On the matter of ‘delayed live’, ICASA awaited the submissions because it was hearing a number of divergent views on ‘delayed live’ from the state and from other relevant parties, but not much from civil society. ICASA also had to make sure it did not over reach, however.
Mr Xaba asked for an explanation on the matter of Karabo radio station, as a solution needed to be found. He was not interested in reports.
The Chairperson said there was a need for citizens to be proactive. He asked about the ICASA road shows, because they needed to ensure that they reached out. Perhaps ICASA could partner with other agencies.
The Chairperson said it would be difficult for the interviews of candidates to fill the four vacancies at the board of the South African Broadcasting Corporation to be held on 30 October 2018, as some of them would be out of the country. It would be rescheduled to 6 November 2018. The State Security Agency had intimated that its processes would require extra time, and Parliament’s schedule also needed to be taken into account.

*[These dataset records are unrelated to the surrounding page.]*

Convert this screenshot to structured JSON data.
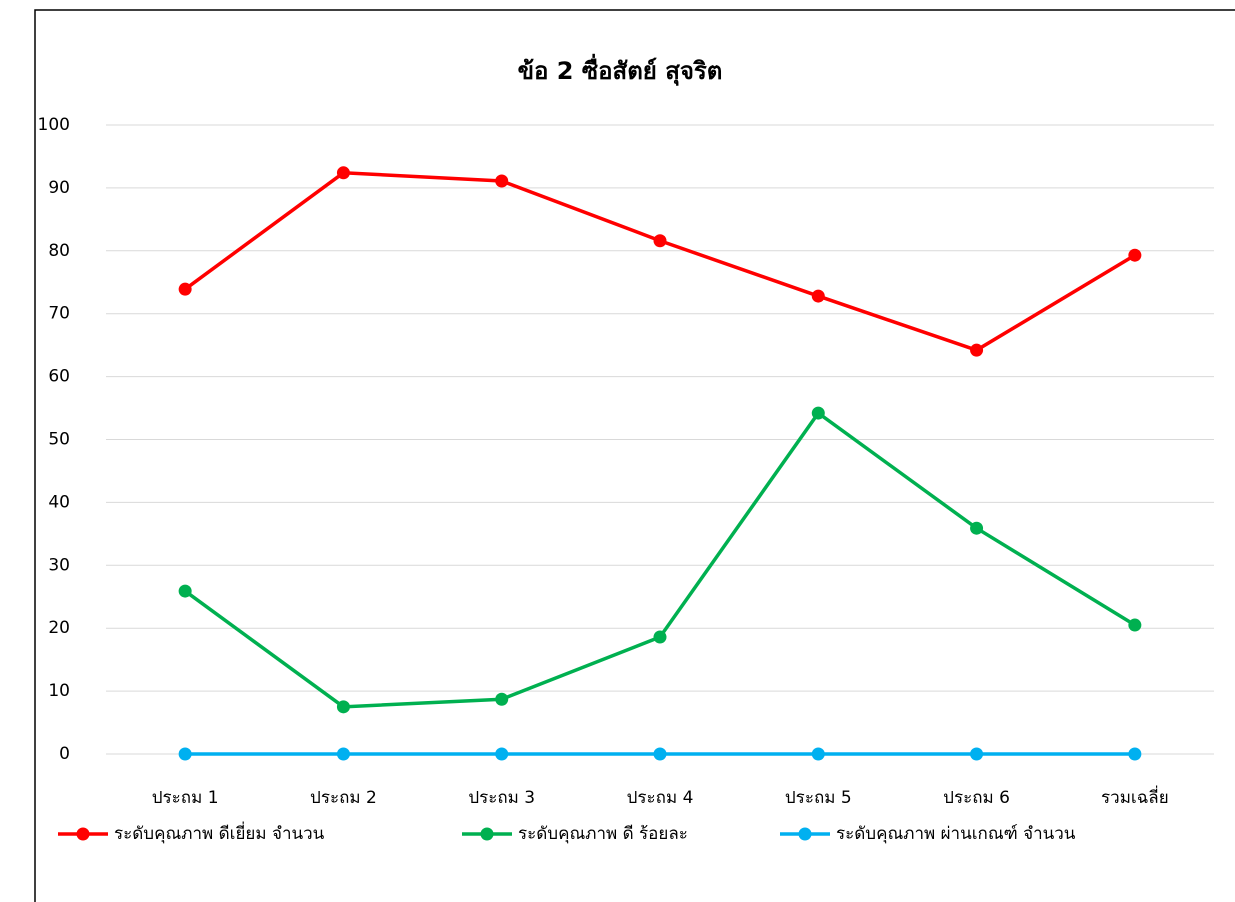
{
  "chart_data": {
    "type": "line",
    "title": "ข้อ 2 ซื่อสัตย์  สุจริต",
    "categories": [
      "ประถม 1",
      "ประถม 2",
      "ประถม 3",
      "ประถม 4",
      "ประถม 5",
      "ประถม 6",
      "รวมเฉลี่ย"
    ],
    "series": [
      {
        "name": "ระดับคุณภาพ ดีเยี่ยม จำนวน",
        "color": "#ff0000",
        "values": [
          73.9,
          92.4,
          91.1,
          81.6,
          72.8,
          64.2,
          79.3
        ]
      },
      {
        "name": "ระดับคุณภาพ ดี ร้อยละ",
        "color": "#00b050",
        "values": [
          25.9,
          7.5,
          8.7,
          18.6,
          54.2,
          35.9,
          20.5
        ]
      },
      {
        "name": "ระดับคุณภาพ ผ่านเกณฑ์ จำนวน",
        "color": "#00b0f0",
        "values": [
          0,
          0,
          0,
          0,
          0,
          0,
          0
        ]
      }
    ],
    "ylim": [
      0,
      100
    ],
    "yticks": [
      0,
      10,
      20,
      30,
      40,
      50,
      60,
      70,
      80,
      90,
      100
    ],
    "grid": true,
    "legend": "bottom"
  }
}
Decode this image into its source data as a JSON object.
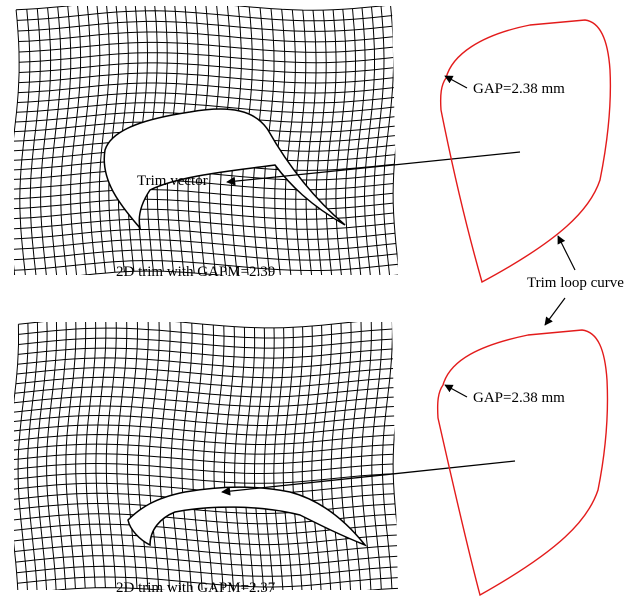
{
  "panels": [
    {
      "caption": "2D trim with GAPM=2.39",
      "trim_vector_label": "Trim vector",
      "gap_label": "GAP=2.38 mm"
    },
    {
      "caption": "2D trim with GAPM=2.37",
      "gap_label": "GAP=2.38 mm"
    }
  ],
  "trim_loop_label": "Trim loop curve",
  "colors": {
    "mesh": "#000000",
    "trim_loop": "#e31b1b",
    "background": "#ffffff"
  }
}
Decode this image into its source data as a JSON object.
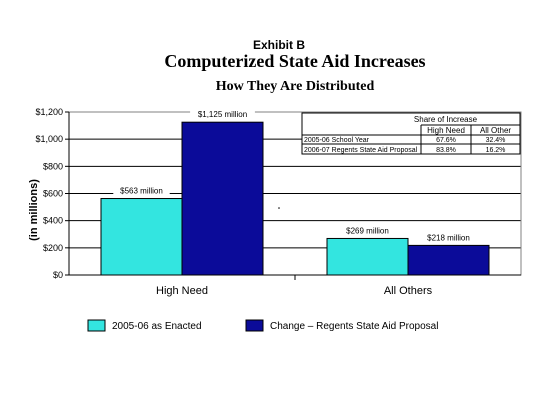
{
  "exhibit": "Exhibit B",
  "chart_data": {
    "type": "bar",
    "title": "Computerized State Aid Increases",
    "subtitle": "How They Are Distributed",
    "ylabel": "(in millions)",
    "ylim": [
      0,
      1200
    ],
    "yticks": [
      "$0",
      "$200",
      "$400",
      "$600",
      "$800",
      "$1,000",
      "$1,200"
    ],
    "categories": [
      "High Need",
      "All Others"
    ],
    "grid": true,
    "legend_position": "bottom",
    "series": [
      {
        "name": "2005-06 as Enacted",
        "color": "#33E5E0",
        "values": [
          563,
          269
        ],
        "labels": [
          "$563 million",
          "$269 million"
        ]
      },
      {
        "name": "Change – Regents State Aid Proposal",
        "color": "#0B0B99",
        "values": [
          1125,
          218
        ],
        "labels": [
          "$1,125 million",
          "$218 million"
        ]
      }
    ],
    "share_table": {
      "title": "Share of Increase",
      "columns": [
        "High Need",
        "All Other"
      ],
      "rows": [
        {
          "label": "2005-06 School Year",
          "values": [
            "67.6%",
            "32.4%"
          ]
        },
        {
          "label": "2006-07 Regents State Aid Proposal",
          "values": [
            "83.8%",
            "16.2%"
          ]
        }
      ]
    }
  }
}
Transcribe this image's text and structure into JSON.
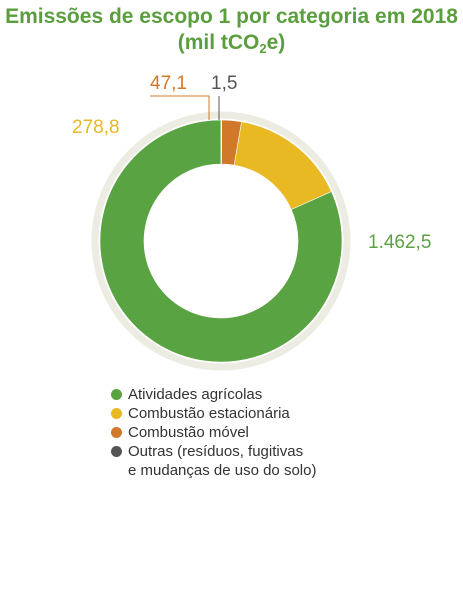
{
  "title": {
    "line1": "Emissões de escopo 1 por categoria em 2018",
    "line2_prefix": "(mil tCO",
    "line2_sub": "2",
    "line2_suffix": "e)"
  },
  "chart_data": {
    "type": "pie",
    "variant": "donut",
    "title": "Emissões de escopo 1 por categoria em 2018 (mil tCO2e)",
    "categories": [
      "Atividades agrícolas",
      "Combustão estacionária",
      "Combustão móvel",
      "Outras (resíduos, fugitivas e mudanças de uso do solo)"
    ],
    "values": [
      1462.5,
      278.8,
      47.1,
      1.5
    ],
    "value_labels": [
      "1.462,5",
      "278,8",
      "47,1",
      "1,5"
    ],
    "colors": [
      "#5aa342",
      "#e8b923",
      "#d2782a",
      "#555555"
    ],
    "legend_placement": "bottom"
  },
  "legend": [
    {
      "label": "Atividades agrícolas",
      "color": "#5aa342"
    },
    {
      "label": "Combustão estacionária",
      "color": "#e8b923"
    },
    {
      "label": "Combustão móvel",
      "color": "#d2782a"
    },
    {
      "label": "Outras (resíduos, fugitivas",
      "label_line2": "e mudanças de uso do solo)",
      "color": "#555555"
    }
  ]
}
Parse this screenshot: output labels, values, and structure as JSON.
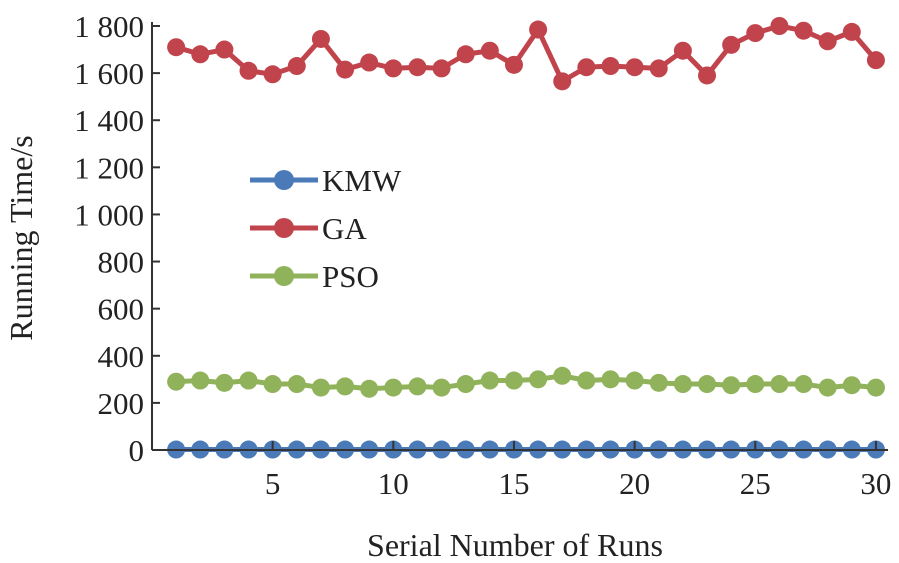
{
  "chart_data": {
    "type": "line",
    "title": "",
    "xlabel": "Serial Number of Runs",
    "ylabel": "Running Time/s",
    "xlim": [
      0,
      30.5
    ],
    "ylim": [
      0,
      1800
    ],
    "x_ticks": [
      5,
      10,
      15,
      20,
      25,
      30
    ],
    "x_tick_labels": [
      "5",
      "10",
      "15",
      "20",
      "25",
      "30"
    ],
    "y_ticks": [
      0,
      200,
      400,
      600,
      800,
      1000,
      1200,
      1400,
      1600,
      1800
    ],
    "y_tick_labels": [
      "0",
      "200",
      "400",
      "600",
      "800",
      "1 000",
      "1 200",
      "1 400",
      "1 600",
      "1 800"
    ],
    "grid": false,
    "legend_position": "center-left",
    "x": [
      1,
      2,
      3,
      4,
      5,
      6,
      7,
      8,
      9,
      10,
      11,
      12,
      13,
      14,
      15,
      16,
      17,
      18,
      19,
      20,
      21,
      22,
      23,
      24,
      25,
      26,
      27,
      28,
      29,
      30
    ],
    "series": [
      {
        "name": "KMW",
        "color": "#4a7ab8",
        "values": [
          2,
          2,
          2,
          2,
          2,
          2,
          2,
          2,
          2,
          2,
          2,
          2,
          2,
          2,
          2,
          2,
          2,
          2,
          2,
          2,
          2,
          2,
          2,
          2,
          2,
          2,
          2,
          2,
          2,
          2
        ]
      },
      {
        "name": "GA",
        "color": "#c1444c",
        "values": [
          1710,
          1680,
          1700,
          1610,
          1595,
          1630,
          1745,
          1615,
          1645,
          1620,
          1625,
          1620,
          1680,
          1695,
          1635,
          1785,
          1565,
          1625,
          1630,
          1625,
          1620,
          1695,
          1590,
          1720,
          1770,
          1800,
          1780,
          1735,
          1775,
          1655
        ]
      },
      {
        "name": "PSO",
        "color": "#8fb25a",
        "values": [
          290,
          295,
          285,
          295,
          280,
          280,
          265,
          270,
          260,
          265,
          270,
          265,
          280,
          295,
          295,
          300,
          315,
          295,
          300,
          295,
          285,
          280,
          280,
          275,
          280,
          280,
          280,
          265,
          275,
          265
        ]
      }
    ]
  }
}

Ms Van Damme said the chopping and changing made things difficult for her to plan, and she would be unavailable on 6 November.
Mr Xaba said the matter was of national importance and the matter must proceed on the 6 November.
The Chairperson said only one interviewee would not be available on the 6th. He said on 30 November, the Committee would meet with the Special Investigating Unit (SIU) for an update on issues around security companies used by the SABC, as well as an update on the SABC board member who had a problem with North West University. The BRRR report would be adopted at that meeting. On 6 November, the Committee would do the SABC interviews. On 13 November it would be briefed on the implementation of digital migration. On 20 November, the Department would brief the Committee on its performance management and on ICASA. On 23 November there would be a briefing by the Government Communication and Information System (GCIS). He said the study tour was still under consideration.
Ms Van Damme suggested the SABC candidates be adopted on 6 November.
Mr Tseli had an issue with that, as the Committee needed time to reflect on the decision.
Mr Xaba said that the public would in effect also be providing input.
The Chairperson suggested the Committee could meet on Thursday 8 November, at 12.30pm.